AbstractElectrochemical CO2 reduction reaction (CO2RR) holds a great potential for converting CO2 into valuable carbon‐based chemicals and fuels. A promising strategy for enhancing CO2RR performance is the deliberate structural design of electrocatalysts, which can maximize the utilization of inherent structural advantages. In this work, SnO2 nanocubes (NCs) and nanorods (NRs) are synthesized using a surface energy‐driven growth orientation method, where the stable (110) facet and the highly energetic (001) facet constitute the SnO2 nanostructures.

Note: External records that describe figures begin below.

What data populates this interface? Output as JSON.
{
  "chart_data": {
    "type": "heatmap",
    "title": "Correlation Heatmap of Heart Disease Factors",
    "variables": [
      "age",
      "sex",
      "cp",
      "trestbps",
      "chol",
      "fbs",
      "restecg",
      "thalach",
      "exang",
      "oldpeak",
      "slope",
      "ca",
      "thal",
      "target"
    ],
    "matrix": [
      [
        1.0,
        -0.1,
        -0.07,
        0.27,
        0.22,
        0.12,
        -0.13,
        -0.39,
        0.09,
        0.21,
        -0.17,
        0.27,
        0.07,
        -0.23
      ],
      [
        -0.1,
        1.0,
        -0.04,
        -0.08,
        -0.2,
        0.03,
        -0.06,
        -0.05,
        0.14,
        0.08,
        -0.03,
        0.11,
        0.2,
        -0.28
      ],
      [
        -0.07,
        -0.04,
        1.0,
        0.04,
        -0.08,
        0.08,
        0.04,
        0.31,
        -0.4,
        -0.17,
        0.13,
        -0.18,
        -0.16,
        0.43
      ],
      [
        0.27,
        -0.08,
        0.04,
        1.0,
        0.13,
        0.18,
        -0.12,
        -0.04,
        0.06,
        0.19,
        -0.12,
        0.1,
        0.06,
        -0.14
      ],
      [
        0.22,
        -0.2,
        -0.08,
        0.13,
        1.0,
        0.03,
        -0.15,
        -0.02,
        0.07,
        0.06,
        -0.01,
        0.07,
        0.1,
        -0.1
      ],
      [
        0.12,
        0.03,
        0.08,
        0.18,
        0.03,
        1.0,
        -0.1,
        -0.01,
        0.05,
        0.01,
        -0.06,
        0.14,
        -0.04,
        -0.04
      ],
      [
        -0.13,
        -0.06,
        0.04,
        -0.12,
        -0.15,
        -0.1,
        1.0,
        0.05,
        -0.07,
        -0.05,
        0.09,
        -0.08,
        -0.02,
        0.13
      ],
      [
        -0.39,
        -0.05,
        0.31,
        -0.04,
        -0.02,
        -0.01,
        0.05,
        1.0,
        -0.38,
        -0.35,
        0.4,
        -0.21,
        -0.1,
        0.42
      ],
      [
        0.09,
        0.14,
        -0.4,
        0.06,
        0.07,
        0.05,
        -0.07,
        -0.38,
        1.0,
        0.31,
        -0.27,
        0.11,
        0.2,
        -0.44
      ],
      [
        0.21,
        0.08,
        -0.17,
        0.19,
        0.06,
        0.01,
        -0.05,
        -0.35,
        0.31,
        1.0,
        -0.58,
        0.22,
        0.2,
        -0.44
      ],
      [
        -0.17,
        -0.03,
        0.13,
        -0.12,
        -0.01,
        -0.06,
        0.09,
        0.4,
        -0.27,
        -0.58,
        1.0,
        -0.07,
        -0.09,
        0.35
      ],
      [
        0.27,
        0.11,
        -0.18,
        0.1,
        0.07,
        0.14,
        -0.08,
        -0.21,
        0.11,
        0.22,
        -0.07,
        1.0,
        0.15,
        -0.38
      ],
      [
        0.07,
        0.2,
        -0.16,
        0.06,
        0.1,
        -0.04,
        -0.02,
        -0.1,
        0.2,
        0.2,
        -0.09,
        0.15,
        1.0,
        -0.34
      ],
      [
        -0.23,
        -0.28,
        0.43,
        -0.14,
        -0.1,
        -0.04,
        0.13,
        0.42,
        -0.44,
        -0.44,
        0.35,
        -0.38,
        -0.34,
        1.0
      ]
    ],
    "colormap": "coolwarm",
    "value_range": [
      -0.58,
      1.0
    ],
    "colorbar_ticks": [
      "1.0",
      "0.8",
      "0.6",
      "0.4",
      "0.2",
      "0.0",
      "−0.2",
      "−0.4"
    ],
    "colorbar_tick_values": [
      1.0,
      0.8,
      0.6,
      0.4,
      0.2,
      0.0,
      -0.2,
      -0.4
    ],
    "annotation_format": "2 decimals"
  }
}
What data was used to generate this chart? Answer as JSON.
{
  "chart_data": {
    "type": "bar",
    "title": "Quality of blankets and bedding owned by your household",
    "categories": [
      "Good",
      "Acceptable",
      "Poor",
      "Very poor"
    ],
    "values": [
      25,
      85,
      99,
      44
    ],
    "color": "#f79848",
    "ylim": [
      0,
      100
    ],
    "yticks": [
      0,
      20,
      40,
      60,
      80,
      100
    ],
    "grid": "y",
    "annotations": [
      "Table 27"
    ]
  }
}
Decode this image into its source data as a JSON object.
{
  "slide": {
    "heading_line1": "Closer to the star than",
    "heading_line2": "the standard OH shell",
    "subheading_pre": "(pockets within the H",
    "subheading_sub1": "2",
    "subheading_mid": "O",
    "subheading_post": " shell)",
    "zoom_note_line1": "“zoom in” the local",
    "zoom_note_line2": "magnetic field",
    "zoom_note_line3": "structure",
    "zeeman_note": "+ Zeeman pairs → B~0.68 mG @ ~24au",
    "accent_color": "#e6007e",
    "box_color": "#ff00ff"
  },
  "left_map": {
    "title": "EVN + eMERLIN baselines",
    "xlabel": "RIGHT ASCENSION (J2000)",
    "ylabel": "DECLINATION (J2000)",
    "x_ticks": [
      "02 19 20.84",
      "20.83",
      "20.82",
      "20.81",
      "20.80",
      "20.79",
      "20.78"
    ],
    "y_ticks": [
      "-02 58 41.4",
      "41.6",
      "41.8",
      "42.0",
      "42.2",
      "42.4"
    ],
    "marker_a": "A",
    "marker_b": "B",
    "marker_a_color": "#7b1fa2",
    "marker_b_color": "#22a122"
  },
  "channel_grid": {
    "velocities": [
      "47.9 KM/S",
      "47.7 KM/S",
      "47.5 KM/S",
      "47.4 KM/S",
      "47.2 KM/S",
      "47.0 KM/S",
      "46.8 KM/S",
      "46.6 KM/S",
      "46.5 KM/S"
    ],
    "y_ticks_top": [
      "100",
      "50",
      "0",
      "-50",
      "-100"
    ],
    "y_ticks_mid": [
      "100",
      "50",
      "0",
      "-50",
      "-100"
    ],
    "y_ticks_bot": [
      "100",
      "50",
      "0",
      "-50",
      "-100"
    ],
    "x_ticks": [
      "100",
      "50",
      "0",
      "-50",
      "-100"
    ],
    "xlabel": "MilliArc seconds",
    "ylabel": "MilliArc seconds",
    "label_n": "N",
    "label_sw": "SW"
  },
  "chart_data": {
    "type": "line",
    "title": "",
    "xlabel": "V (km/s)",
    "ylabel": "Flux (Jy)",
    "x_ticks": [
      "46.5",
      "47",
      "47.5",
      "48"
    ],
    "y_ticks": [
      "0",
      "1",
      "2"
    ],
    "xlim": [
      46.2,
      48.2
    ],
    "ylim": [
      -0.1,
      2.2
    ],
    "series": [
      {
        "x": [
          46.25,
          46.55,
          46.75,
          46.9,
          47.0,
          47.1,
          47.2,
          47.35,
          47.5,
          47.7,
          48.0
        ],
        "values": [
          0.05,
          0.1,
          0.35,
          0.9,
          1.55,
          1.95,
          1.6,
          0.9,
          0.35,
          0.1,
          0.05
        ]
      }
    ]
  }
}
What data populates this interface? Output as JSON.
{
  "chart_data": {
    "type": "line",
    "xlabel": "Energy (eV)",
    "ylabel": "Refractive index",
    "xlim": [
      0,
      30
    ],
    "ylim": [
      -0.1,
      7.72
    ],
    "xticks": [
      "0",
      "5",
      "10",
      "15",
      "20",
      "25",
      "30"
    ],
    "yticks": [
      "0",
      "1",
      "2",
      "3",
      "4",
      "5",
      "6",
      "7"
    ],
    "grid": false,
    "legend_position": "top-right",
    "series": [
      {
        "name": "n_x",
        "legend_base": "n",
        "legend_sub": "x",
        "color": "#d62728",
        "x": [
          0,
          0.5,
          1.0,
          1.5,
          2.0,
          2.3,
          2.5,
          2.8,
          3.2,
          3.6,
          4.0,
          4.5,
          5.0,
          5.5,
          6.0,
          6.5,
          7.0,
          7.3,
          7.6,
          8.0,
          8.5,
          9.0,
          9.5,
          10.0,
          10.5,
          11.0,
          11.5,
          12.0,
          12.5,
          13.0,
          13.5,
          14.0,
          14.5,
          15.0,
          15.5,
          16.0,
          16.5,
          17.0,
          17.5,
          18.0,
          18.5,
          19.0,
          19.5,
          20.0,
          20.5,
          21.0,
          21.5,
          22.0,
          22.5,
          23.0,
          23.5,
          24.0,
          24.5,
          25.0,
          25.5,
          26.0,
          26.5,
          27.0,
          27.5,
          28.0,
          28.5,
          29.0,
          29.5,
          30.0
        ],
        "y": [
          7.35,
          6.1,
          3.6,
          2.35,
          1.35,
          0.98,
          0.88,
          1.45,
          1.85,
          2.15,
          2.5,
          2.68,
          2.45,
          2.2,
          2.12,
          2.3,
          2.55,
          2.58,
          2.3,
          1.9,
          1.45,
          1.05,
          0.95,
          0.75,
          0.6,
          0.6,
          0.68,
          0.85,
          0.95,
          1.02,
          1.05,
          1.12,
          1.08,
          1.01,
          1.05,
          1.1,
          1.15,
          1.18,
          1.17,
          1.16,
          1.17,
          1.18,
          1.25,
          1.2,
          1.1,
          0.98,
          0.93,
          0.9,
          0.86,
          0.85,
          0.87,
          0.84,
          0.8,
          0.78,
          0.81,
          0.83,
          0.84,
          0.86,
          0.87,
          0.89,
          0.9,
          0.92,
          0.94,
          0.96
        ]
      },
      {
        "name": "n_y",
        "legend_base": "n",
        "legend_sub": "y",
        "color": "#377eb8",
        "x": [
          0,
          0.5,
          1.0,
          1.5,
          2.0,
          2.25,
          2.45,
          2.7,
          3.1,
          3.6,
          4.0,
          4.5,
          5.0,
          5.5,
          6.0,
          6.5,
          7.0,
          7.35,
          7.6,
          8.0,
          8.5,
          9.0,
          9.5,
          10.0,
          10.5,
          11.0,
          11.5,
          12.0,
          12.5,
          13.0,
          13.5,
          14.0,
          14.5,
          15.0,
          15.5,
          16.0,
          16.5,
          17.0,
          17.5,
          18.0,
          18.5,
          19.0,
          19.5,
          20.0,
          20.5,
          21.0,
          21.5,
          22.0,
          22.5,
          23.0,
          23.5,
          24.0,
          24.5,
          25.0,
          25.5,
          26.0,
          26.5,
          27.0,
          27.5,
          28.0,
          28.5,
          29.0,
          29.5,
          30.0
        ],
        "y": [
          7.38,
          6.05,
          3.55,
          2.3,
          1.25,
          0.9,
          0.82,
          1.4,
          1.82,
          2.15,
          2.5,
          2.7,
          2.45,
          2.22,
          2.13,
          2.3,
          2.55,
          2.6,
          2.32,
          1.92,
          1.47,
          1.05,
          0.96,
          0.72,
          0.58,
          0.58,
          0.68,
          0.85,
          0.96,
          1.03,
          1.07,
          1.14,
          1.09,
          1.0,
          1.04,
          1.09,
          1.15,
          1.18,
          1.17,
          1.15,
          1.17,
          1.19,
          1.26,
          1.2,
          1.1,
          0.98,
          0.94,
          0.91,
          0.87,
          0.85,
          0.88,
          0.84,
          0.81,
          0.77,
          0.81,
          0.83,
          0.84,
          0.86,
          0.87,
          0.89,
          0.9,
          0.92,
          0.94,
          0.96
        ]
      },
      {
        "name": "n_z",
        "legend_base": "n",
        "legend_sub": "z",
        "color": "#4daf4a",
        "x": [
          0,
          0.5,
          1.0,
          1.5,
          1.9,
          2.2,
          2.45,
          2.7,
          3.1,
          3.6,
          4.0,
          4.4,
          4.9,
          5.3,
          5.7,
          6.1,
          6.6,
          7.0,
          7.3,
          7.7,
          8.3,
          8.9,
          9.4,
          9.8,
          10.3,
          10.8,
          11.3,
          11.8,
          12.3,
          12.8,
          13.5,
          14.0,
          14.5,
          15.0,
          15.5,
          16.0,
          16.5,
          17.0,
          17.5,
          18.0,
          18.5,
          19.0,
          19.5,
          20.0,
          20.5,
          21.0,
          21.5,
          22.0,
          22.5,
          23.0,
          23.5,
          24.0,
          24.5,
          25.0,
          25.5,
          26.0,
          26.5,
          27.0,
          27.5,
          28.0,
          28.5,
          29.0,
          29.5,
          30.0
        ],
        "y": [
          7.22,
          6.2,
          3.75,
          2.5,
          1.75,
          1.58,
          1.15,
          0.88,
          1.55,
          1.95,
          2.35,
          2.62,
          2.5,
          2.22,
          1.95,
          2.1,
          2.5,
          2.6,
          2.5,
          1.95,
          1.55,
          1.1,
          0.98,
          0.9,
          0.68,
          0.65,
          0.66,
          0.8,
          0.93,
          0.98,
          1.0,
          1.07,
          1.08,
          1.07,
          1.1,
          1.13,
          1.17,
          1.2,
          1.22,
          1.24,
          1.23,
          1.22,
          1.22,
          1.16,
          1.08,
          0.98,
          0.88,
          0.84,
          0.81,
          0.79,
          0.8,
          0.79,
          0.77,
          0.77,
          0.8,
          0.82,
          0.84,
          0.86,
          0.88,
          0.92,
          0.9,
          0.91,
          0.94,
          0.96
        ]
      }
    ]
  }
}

Leveraging the inherent structural merits of different facets on SnO2, theoretical calculations reveal that the (001) facet plays a primary role in inhibiting hydrogen evolution reaction (HER), while both (110) and (001) facets are highly favorable for CO2‐to‐formate conversion under the external bias. As a result, SnO2 NCs with a higher facet ratio of (001)/(110) achieve nearly 100% selectivity for the formation of carbonaceous products during CO2RR. More importantly, a maximum partial current density of about 1 A cm−2 with a formate Faradaic efficiency (FE) of over 90% is achieved in a flow cell, distinguishing it from most of the reported Sn‐based electrocatalysts. These results highlight the strategic advantages of leveraging the inherent structure of nanomaterials for efficient CO2RR.